Not sure what “clyclopic” means… Here we go. It’s a case of random spelling made clear further down. Not content with racial abuse he’s casting aspersions about the monocular. Well. I suppose that’s me told.
My handy Chambers says that “cly” means “to steal”. “Clyfaker” means pickpocket.
There’s also “clyster”, which is “a liquid injected into the rectum”. That sounds about right.
I wouldn’t read any further than that. It’s David Icke meets BNP levels of pseudo-newage racial bile and histrionics.
Humans are evil bastards to claim that a god is all-powerful when it is impossible for a male queer god to give birth to a baby or breast-feed it – a power that only a Mother posseses. Humans are Evil bastards to claim that a god is all knowing – when the queer bastard is too stupid to comprehend that 4 simultaneous corner 24 hour days and 4 Earth rotations occur within a single 24 hour rotation of CubedEarth. It is impossible for an academic deified Queer ONE god to give birth to, or breast-feed a Baby.
Homophobic, too. And in need of a bit of a lie down.
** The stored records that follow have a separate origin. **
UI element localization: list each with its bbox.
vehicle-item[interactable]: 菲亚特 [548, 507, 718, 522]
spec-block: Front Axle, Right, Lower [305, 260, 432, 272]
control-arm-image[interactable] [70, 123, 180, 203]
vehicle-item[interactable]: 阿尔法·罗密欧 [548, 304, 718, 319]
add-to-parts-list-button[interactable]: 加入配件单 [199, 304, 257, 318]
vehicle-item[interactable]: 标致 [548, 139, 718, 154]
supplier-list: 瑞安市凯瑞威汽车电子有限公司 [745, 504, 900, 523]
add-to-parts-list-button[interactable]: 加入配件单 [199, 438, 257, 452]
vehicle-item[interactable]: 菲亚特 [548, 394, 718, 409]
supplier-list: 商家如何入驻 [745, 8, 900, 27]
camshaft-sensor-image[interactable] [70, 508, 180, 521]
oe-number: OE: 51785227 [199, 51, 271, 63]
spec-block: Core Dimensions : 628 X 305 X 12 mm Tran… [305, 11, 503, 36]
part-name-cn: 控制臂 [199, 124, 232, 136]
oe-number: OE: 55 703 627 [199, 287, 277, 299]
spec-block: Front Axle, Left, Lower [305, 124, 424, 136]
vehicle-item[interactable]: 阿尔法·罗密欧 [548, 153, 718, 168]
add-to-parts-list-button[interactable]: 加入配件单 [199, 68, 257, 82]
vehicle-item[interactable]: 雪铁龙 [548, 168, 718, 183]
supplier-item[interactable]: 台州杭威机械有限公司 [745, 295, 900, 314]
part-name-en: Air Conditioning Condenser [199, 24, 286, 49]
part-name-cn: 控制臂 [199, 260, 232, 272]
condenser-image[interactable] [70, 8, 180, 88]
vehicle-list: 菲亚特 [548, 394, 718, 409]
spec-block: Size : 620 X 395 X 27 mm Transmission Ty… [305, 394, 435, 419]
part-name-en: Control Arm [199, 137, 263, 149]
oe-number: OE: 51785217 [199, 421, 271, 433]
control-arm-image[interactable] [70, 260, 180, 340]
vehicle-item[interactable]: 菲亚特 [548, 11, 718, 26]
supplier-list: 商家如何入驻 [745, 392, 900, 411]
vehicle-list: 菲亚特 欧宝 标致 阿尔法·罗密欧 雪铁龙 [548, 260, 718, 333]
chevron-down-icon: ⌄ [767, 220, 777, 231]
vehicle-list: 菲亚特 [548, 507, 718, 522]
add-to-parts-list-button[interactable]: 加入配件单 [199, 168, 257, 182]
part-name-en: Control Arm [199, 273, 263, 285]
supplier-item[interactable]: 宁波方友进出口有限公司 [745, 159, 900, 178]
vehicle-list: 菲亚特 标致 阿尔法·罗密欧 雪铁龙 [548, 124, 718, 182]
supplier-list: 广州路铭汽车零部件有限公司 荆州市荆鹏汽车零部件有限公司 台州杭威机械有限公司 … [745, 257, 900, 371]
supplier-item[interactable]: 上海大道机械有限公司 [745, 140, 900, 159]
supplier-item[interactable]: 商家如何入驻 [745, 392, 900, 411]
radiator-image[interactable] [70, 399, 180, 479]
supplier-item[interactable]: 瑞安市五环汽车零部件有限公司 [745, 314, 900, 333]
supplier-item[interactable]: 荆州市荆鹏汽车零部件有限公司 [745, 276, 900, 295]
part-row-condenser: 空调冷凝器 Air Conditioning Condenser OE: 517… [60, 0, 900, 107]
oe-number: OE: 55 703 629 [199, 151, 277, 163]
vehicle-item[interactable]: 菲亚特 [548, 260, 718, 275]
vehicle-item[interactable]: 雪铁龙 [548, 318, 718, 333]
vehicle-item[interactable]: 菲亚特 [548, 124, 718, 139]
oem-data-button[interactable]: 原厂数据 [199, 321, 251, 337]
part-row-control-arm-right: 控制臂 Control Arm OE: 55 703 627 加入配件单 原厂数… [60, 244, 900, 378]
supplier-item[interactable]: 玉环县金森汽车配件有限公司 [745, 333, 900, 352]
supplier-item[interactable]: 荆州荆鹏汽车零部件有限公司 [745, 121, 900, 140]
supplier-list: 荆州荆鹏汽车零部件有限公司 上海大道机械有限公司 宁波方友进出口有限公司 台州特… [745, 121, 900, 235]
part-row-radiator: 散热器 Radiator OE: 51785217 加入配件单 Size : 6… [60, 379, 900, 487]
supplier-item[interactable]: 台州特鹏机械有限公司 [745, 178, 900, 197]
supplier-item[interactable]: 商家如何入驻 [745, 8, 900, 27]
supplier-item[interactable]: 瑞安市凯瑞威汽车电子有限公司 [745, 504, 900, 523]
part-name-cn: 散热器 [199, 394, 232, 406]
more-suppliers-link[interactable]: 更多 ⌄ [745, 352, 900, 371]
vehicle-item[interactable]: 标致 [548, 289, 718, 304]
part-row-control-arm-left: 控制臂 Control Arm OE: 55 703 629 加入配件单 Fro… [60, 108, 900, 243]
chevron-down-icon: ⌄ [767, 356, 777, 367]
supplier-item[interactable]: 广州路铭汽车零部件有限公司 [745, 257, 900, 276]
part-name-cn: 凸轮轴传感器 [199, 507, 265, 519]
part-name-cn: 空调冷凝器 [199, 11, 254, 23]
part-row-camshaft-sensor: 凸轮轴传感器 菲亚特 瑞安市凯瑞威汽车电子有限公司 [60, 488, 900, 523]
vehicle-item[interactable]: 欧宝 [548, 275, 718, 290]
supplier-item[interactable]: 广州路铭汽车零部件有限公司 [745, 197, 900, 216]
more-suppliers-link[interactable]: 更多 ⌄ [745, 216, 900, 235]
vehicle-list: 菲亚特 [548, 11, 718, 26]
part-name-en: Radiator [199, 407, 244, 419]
This post was brought to you today by the insane ramblings of “Dr. Gene Ray, Cubic and King of Genius.”
Edited to add: I should really stop looking, but this made me splort:
You are stupid and evil about the Earth’s top and bottom, front and
back and it’s 2 sides. Most everything created has these Cube like values.
See, I had soft-boiled eggs and soldiers for breakfast. Cuboid eggs would make for unhappy hens.